Slider felt such a surge of relief that they’d come to it at last, he almost fell off the chair. But such was his self control he was even able to say, ‘Yes please,’ when she asked if he’d like another cup. Atherton refused, and though he sat quite still, Slider knew him well enough to know that mentally he was chewing his fingernails.

When the second cups had been poured, she said, ‘Where had I got to?’

‘David asked you to marry him.’

‘Oh, yes.’ She looked away again, into the past. ‘I got off at two one day, and he took me for tea in the Assembly House. Then we went for a walk along the river.
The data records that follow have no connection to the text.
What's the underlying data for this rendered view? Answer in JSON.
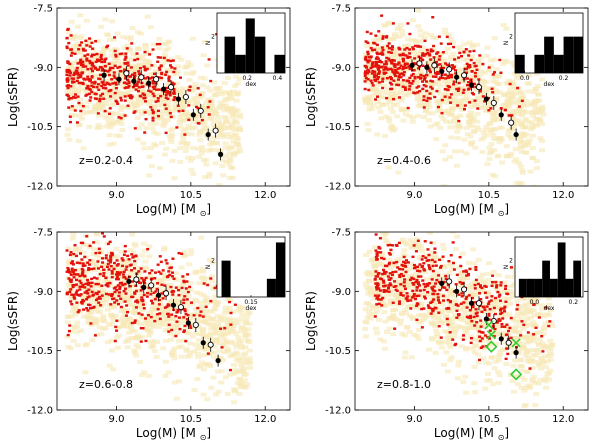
{
  "figure": {
    "xlabel": "Log(M) [M",
    "xlabel_sub": "⊙",
    "xlabel_close": "]",
    "ylabel": "Log(sSFR)",
    "inset_xlabel": "dex",
    "inset_ylabel": "N"
  },
  "colors": {
    "background_cloud": "#f7e7b4",
    "red_points": "#e3120b",
    "filled_markers": "#000000",
    "open_markers": "#000000",
    "green_markers": "#33cc33",
    "inset_bars": "#000000"
  },
  "chart_data": [
    {
      "type": "scatter",
      "panel": "top-left",
      "z_label": "z=0.2-0.4",
      "xlim": [
        7.8,
        12.5
      ],
      "ylim": [
        -12.0,
        -7.5
      ],
      "xticks": [
        "9.0",
        "10.5",
        "12.0"
      ],
      "yticks": [
        "-7.5",
        "-9.0",
        "-10.5",
        "-12.0"
      ],
      "red_cloud": {
        "x_range": [
          8.0,
          10.2
        ],
        "center": -9.2,
        "spread": 0.45,
        "tilt": -0.25
      },
      "bg_cloud": {
        "x_range": [
          8.0,
          11.5
        ],
        "center": -9.3,
        "spread": 0.7,
        "tilt": -0.55
      },
      "filled_points": [
        [
          8.75,
          -9.2
        ],
        [
          9.05,
          -9.3
        ],
        [
          9.35,
          -9.35
        ],
        [
          9.65,
          -9.4
        ],
        [
          9.95,
          -9.55
        ],
        [
          10.25,
          -9.8
        ],
        [
          10.55,
          -10.2
        ],
        [
          10.85,
          -10.7
        ],
        [
          11.1,
          -11.2
        ]
      ],
      "open_points": [
        [
          9.2,
          -9.15
        ],
        [
          9.5,
          -9.25
        ],
        [
          9.8,
          -9.3
        ],
        [
          10.1,
          -9.5
        ],
        [
          10.4,
          -9.75
        ],
        [
          10.7,
          -10.1
        ],
        [
          11.0,
          -10.6
        ]
      ],
      "green_diamonds": [],
      "green_crosses": [],
      "inset": {
        "xticks": [
          "0.2",
          "0.4"
        ],
        "xrange": [
          0.0,
          0.45
        ],
        "yticks": [
          "2"
        ],
        "bars": [
          {
            "x0": 0.05,
            "x1": 0.12,
            "h": 2
          },
          {
            "x0": 0.12,
            "x1": 0.19,
            "h": 1
          },
          {
            "x0": 0.19,
            "x1": 0.25,
            "h": 3
          },
          {
            "x0": 0.25,
            "x1": 0.32,
            "h": 2
          },
          {
            "x0": 0.32,
            "x1": 0.38,
            "h": 0
          },
          {
            "x0": 0.38,
            "x1": 0.45,
            "h": 1
          }
        ]
      }
    },
    {
      "type": "scatter",
      "panel": "top-right",
      "z_label": "z=0.4-0.6",
      "xlim": [
        7.8,
        12.5
      ],
      "ylim": [
        -12.0,
        -7.5
      ],
      "xticks": [
        "9.0",
        "10.5",
        "12.0"
      ],
      "yticks": [
        "-7.5",
        "-9.0",
        "-10.5",
        "-12.0"
      ],
      "red_cloud": {
        "x_range": [
          8.0,
          10.3
        ],
        "center": -9.0,
        "spread": 0.4,
        "tilt": -0.25
      },
      "bg_cloud": {
        "x_range": [
          8.0,
          11.6
        ],
        "center": -9.2,
        "spread": 0.7,
        "tilt": -0.55
      },
      "filled_points": [
        [
          8.95,
          -8.95
        ],
        [
          9.25,
          -9.0
        ],
        [
          9.55,
          -9.1
        ],
        [
          9.85,
          -9.25
        ],
        [
          10.15,
          -9.45
        ],
        [
          10.45,
          -9.8
        ],
        [
          10.75,
          -10.2
        ],
        [
          11.05,
          -10.7
        ]
      ],
      "open_points": [
        [
          9.1,
          -8.9
        ],
        [
          9.4,
          -8.95
        ],
        [
          9.7,
          -9.05
        ],
        [
          10.0,
          -9.2
        ],
        [
          10.3,
          -9.5
        ],
        [
          10.6,
          -9.9
        ],
        [
          10.95,
          -10.4
        ]
      ],
      "green_diamonds": [],
      "green_crosses": [],
      "inset": {
        "xticks": [
          "0.0",
          "0.2"
        ],
        "xrange": [
          -0.05,
          0.3
        ],
        "yticks": [
          "2"
        ],
        "bars": [
          {
            "x0": -0.05,
            "x1": 0.0,
            "h": 1
          },
          {
            "x0": 0.0,
            "x1": 0.05,
            "h": 0
          },
          {
            "x0": 0.05,
            "x1": 0.1,
            "h": 1
          },
          {
            "x0": 0.1,
            "x1": 0.15,
            "h": 2
          },
          {
            "x0": 0.15,
            "x1": 0.2,
            "h": 1
          },
          {
            "x0": 0.2,
            "x1": 0.25,
            "h": 2
          },
          {
            "x0": 0.25,
            "x1": 0.3,
            "h": 2
          }
        ]
      }
    },
    {
      "type": "scatter",
      "panel": "bottom-left",
      "z_label": "z=0.6-0.8",
      "xlim": [
        7.8,
        12.5
      ],
      "ylim": [
        -12.0,
        -7.5
      ],
      "xticks": [
        "9.0",
        "10.5",
        "12.0"
      ],
      "yticks": [
        "-7.5",
        "-9.0",
        "-10.5",
        "-12.0"
      ],
      "red_cloud": {
        "x_range": [
          8.0,
          10.5
        ],
        "center": -8.7,
        "spread": 0.5,
        "tilt": -0.35
      },
      "bg_cloud": {
        "x_range": [
          8.0,
          11.7
        ],
        "center": -9.0,
        "spread": 0.75,
        "tilt": -0.6
      },
      "filled_points": [
        [
          9.25,
          -8.75
        ],
        [
          9.55,
          -8.9
        ],
        [
          9.85,
          -9.1
        ],
        [
          10.15,
          -9.35
        ],
        [
          10.45,
          -9.8
        ],
        [
          10.75,
          -10.3
        ],
        [
          11.05,
          -10.75
        ]
      ],
      "open_points": [
        [
          9.4,
          -8.7
        ],
        [
          9.7,
          -8.85
        ],
        [
          10.0,
          -9.05
        ],
        [
          10.3,
          -9.4
        ],
        [
          10.6,
          -9.85
        ],
        [
          10.9,
          -10.35
        ]
      ],
      "green_diamonds": [],
      "green_crosses": [],
      "inset": {
        "xticks": [
          "0.15"
        ],
        "xrange": [
          0.0,
          0.3
        ],
        "yticks": [
          "2"
        ],
        "bars": [
          {
            "x0": 0.02,
            "x1": 0.06,
            "h": 2
          },
          {
            "x0": 0.06,
            "x1": 0.1,
            "h": 0
          },
          {
            "x0": 0.1,
            "x1": 0.14,
            "h": 0
          },
          {
            "x0": 0.14,
            "x1": 0.18,
            "h": 0
          },
          {
            "x0": 0.18,
            "x1": 0.22,
            "h": 0
          },
          {
            "x0": 0.22,
            "x1": 0.26,
            "h": 1
          },
          {
            "x0": 0.26,
            "x1": 0.3,
            "h": 3
          }
        ]
      }
    },
    {
      "type": "scatter",
      "panel": "bottom-right",
      "z_label": "z=0.8-1.0",
      "xlim": [
        7.8,
        12.5
      ],
      "ylim": [
        -12.0,
        -7.5
      ],
      "xticks": [
        "9.0",
        "10.5",
        "12.0"
      ],
      "yticks": [
        "-7.5",
        "-9.0",
        "-10.5",
        "-12.0"
      ],
      "red_cloud": {
        "x_range": [
          8.2,
          10.9
        ],
        "center": -8.6,
        "spread": 0.5,
        "tilt": -0.5
      },
      "bg_cloud": {
        "x_range": [
          8.0,
          11.8
        ],
        "center": -8.9,
        "spread": 0.75,
        "tilt": -0.6
      },
      "filled_points": [
        [
          9.55,
          -8.8
        ],
        [
          9.85,
          -9.0
        ],
        [
          10.15,
          -9.3
        ],
        [
          10.45,
          -9.7
        ],
        [
          10.75,
          -10.2
        ],
        [
          11.05,
          -10.55
        ]
      ],
      "open_points": [
        [
          9.7,
          -8.75
        ],
        [
          10.0,
          -8.95
        ],
        [
          10.3,
          -9.3
        ],
        [
          10.6,
          -9.75
        ],
        [
          10.9,
          -10.3
        ]
      ],
      "green_diamonds": [
        [
          10.55,
          -10.4
        ],
        [
          11.05,
          -11.1
        ]
      ],
      "green_crosses": [
        [
          10.5,
          -9.85
        ],
        [
          10.55,
          -10.1
        ],
        [
          11.05,
          -10.3
        ]
      ],
      "inset": {
        "xticks": [
          "0.0",
          "0.2"
        ],
        "xrange": [
          -0.1,
          0.25
        ],
        "yticks": [
          "2"
        ],
        "bars": [
          {
            "x0": -0.08,
            "x1": -0.04,
            "h": 1
          },
          {
            "x0": -0.04,
            "x1": 0.0,
            "h": 1
          },
          {
            "x0": 0.0,
            "x1": 0.04,
            "h": 1
          },
          {
            "x0": 0.04,
            "x1": 0.08,
            "h": 2
          },
          {
            "x0": 0.08,
            "x1": 0.12,
            "h": 1
          },
          {
            "x0": 0.12,
            "x1": 0.16,
            "h": 3
          },
          {
            "x0": 0.16,
            "x1": 0.2,
            "h": 1
          },
          {
            "x0": 0.2,
            "x1": 0.24,
            "h": 2
          }
        ]
      }
    }
  ]
}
It was March, a cold day, with a nasty wind, but I never noticed it. We walked arm in arm and huddled up together, and to me it was as good as being on the beach in Spain in June. We found a bench in a sheltered spot and sat down. And he said he wanted to marry me.’ She sighed unconsciously. ‘I’d have said yes there and then, but he said that before I answered, he had to tell me some things. He said his job was very demanding and took him away a lot, and that even when we were married I wouldn’t see much of him, maybe no more than I saw of him now. So I said what was his job, because it didn’t seem to me that being in PR for a drugs firm was that demanding. And he said he hadn’t been in the PR job for a long time. Just about the time we first met he’d started something else. He said it was secret and very important work, and he couldn’t tell me more than that, because it might be dangerous, and he didn’t want me involved. I said couldn’t he trust me, if he wanted to marry me? And he said I had to trust him, because he’d never do anything to put me in danger.’